Hiring on the rise: Survey

With all eyes focused on job creation, a new survey that tracks professional employment offers a bit of good news for the upcoming quarter.

With all eyes focused on job creation, a new survey that tracks professional employment offers a bit of good news for the upcoming quarter.

Ten per cent of executives interviewed for The Robert Half Professional Employment Report said they plan to increase the number of full-time employees in professional occupations in the second quarter, and six per cent anticipate declines. Eighty-two per cent of executives interviewed expressed confidence in their companies’ prospects for growth in the next quarter.

Key Findings

• A net four per cent of executives plan to increase hiring in professional occupations, such as accounting, finance and information technology (IT), in the second quarter of 2010.

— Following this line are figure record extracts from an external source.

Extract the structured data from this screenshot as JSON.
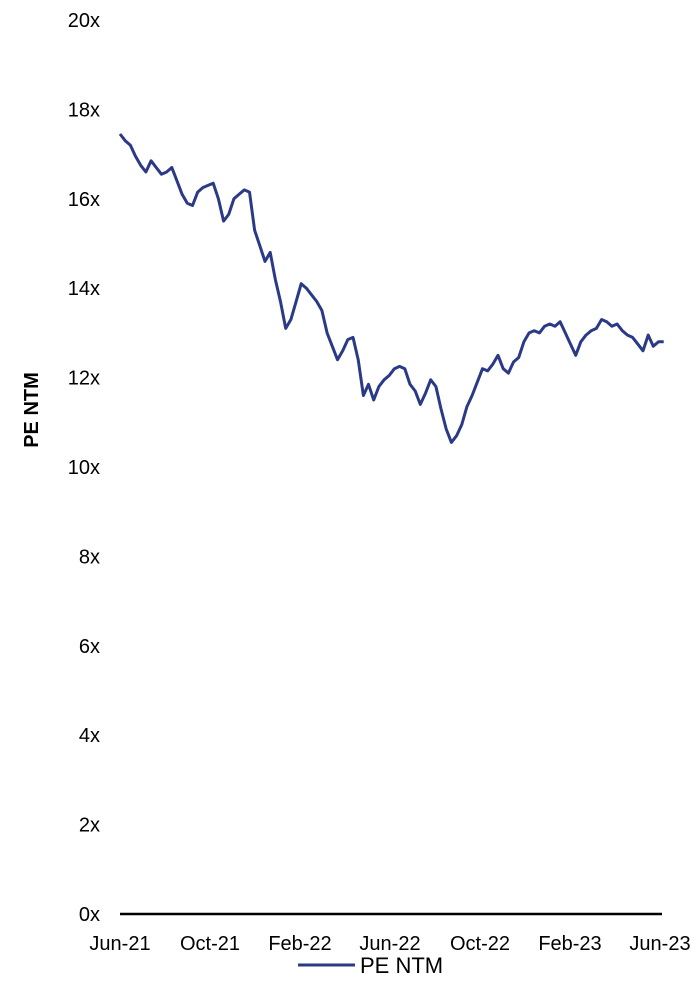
{
  "chart_data": {
    "type": "line",
    "title": "",
    "xlabel": "",
    "ylabel": "PE NTM",
    "ylim": [
      0,
      20
    ],
    "y_ticks": [
      "0x",
      "2x",
      "4x",
      "6x",
      "8x",
      "10x",
      "12x",
      "14x",
      "16x",
      "18x",
      "20x"
    ],
    "x_ticks": [
      "Jun-21",
      "Oct-21",
      "Feb-22",
      "Jun-22",
      "Oct-22",
      "Feb-23",
      "Jun-23"
    ],
    "grid": false,
    "legend_position": "bottom",
    "colors": {
      "line": "#2B3A87",
      "axis": "#000000"
    },
    "series": [
      {
        "name": "PE NTM",
        "x": [
          "2021-06-01",
          "2021-06-08",
          "2021-06-15",
          "2021-06-22",
          "2021-06-29",
          "2021-07-06",
          "2021-07-13",
          "2021-07-20",
          "2021-07-27",
          "2021-08-03",
          "2021-08-10",
          "2021-08-17",
          "2021-08-24",
          "2021-08-31",
          "2021-09-07",
          "2021-09-14",
          "2021-09-21",
          "2021-09-28",
          "2021-10-05",
          "2021-10-12",
          "2021-10-19",
          "2021-10-26",
          "2021-11-02",
          "2021-11-09",
          "2021-11-16",
          "2021-11-23",
          "2021-11-30",
          "2021-12-07",
          "2021-12-14",
          "2021-12-21",
          "2021-12-28",
          "2022-01-04",
          "2022-01-11",
          "2022-01-18",
          "2022-01-25",
          "2022-02-01",
          "2022-02-08",
          "2022-02-15",
          "2022-02-22",
          "2022-03-01",
          "2022-03-08",
          "2022-03-15",
          "2022-03-22",
          "2022-03-29",
          "2022-04-05",
          "2022-04-12",
          "2022-04-19",
          "2022-04-26",
          "2022-05-03",
          "2022-05-10",
          "2022-05-17",
          "2022-05-24",
          "2022-05-31",
          "2022-06-07",
          "2022-06-14",
          "2022-06-21",
          "2022-06-28",
          "2022-07-05",
          "2022-07-12",
          "2022-07-19",
          "2022-07-26",
          "2022-08-02",
          "2022-08-09",
          "2022-08-16",
          "2022-08-23",
          "2022-08-30",
          "2022-09-06",
          "2022-09-13",
          "2022-09-20",
          "2022-09-27",
          "2022-10-04",
          "2022-10-11",
          "2022-10-18",
          "2022-10-25",
          "2022-11-01",
          "2022-11-08",
          "2022-11-15",
          "2022-11-22",
          "2022-11-29",
          "2022-12-06",
          "2022-12-13",
          "2022-12-20",
          "2022-12-27",
          "2023-01-03",
          "2023-01-10",
          "2023-01-17",
          "2023-01-24",
          "2023-01-31",
          "2023-02-07",
          "2023-02-14",
          "2023-02-21",
          "2023-02-28",
          "2023-03-07",
          "2023-03-14",
          "2023-03-21",
          "2023-03-28",
          "2023-04-04",
          "2023-04-11",
          "2023-04-18",
          "2023-04-25",
          "2023-05-02",
          "2023-05-09",
          "2023-05-16",
          "2023-05-23",
          "2023-05-30",
          "2023-06-06"
        ],
        "values": [
          17.45,
          17.3,
          17.2,
          16.95,
          16.75,
          16.6,
          16.85,
          16.7,
          16.55,
          16.6,
          16.7,
          16.4,
          16.1,
          15.9,
          15.85,
          16.15,
          16.25,
          16.3,
          16.35,
          16.0,
          15.5,
          15.65,
          16.0,
          16.1,
          16.2,
          16.15,
          15.3,
          14.95,
          14.6,
          14.8,
          14.2,
          13.7,
          13.1,
          13.3,
          13.7,
          14.1,
          14.0,
          13.85,
          13.7,
          13.5,
          13.0,
          12.7,
          12.4,
          12.6,
          12.85,
          12.9,
          12.4,
          11.6,
          11.85,
          11.5,
          11.8,
          11.95,
          12.05,
          12.2,
          12.25,
          12.2,
          11.85,
          11.7,
          11.4,
          11.65,
          11.95,
          11.8,
          11.3,
          10.85,
          10.55,
          10.7,
          10.95,
          11.35,
          11.6,
          11.9,
          12.2,
          12.15,
          12.3,
          12.5,
          12.2,
          12.1,
          12.35,
          12.45,
          12.8,
          13.0,
          13.05,
          13.0,
          13.15,
          13.2,
          13.15,
          13.25,
          13.0,
          12.75,
          12.5,
          12.8,
          12.95,
          13.05,
          13.1,
          13.3,
          13.25,
          13.15,
          13.2,
          13.05,
          12.95,
          12.9,
          12.75,
          12.6,
          12.95,
          12.7,
          12.8,
          12.8
        ]
      }
    ]
  }
}
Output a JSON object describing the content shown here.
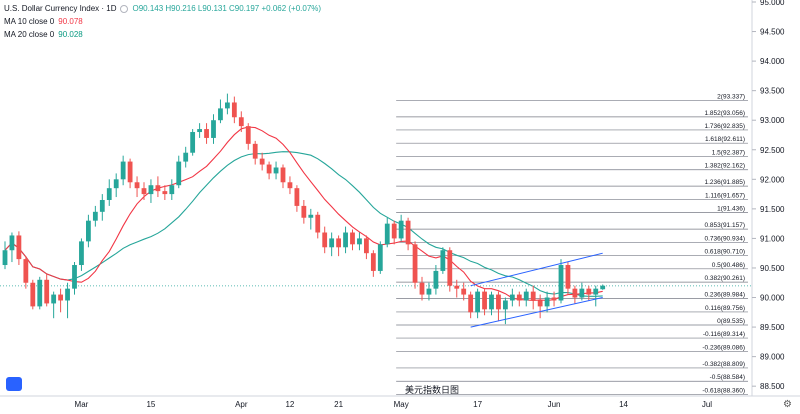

• Executives in the finance, insurance and real estate sector plan to do the most hiring of professional staff, with a net nine per cent projecting hiring increases.

• The legal field is expected to see the strongest hiring activity, with a net 26 per cent of respondents expecting to increase staff levels.

• Nearly four in 10 executives (37 per cent) said it is challenging to find skilled professionals today.

Max Messmer, chairman and CEO of Robert Half International, noted that the second-quarter projections may indicate companies are cautiously rebuilding. “Many firms, especially those that found they cut staff too aggressively during the worst of the recession, may need to add personnel at the first sign of a pickup in business,” he said.

“Hiring in the legal profession is likely a result of unusually large-scale downsizings by many law firms in the early months of the recession,” said Brett Good, of Robert Half.

“Consequently, a number of firms are now in a position where they must hire to keep pace with client demands.”

A net 10 per cent of HR executives said their companies plan to hire sales and business development staff. In addition, a net five per cent of CIOs interviewed expect to increase their IT personnel.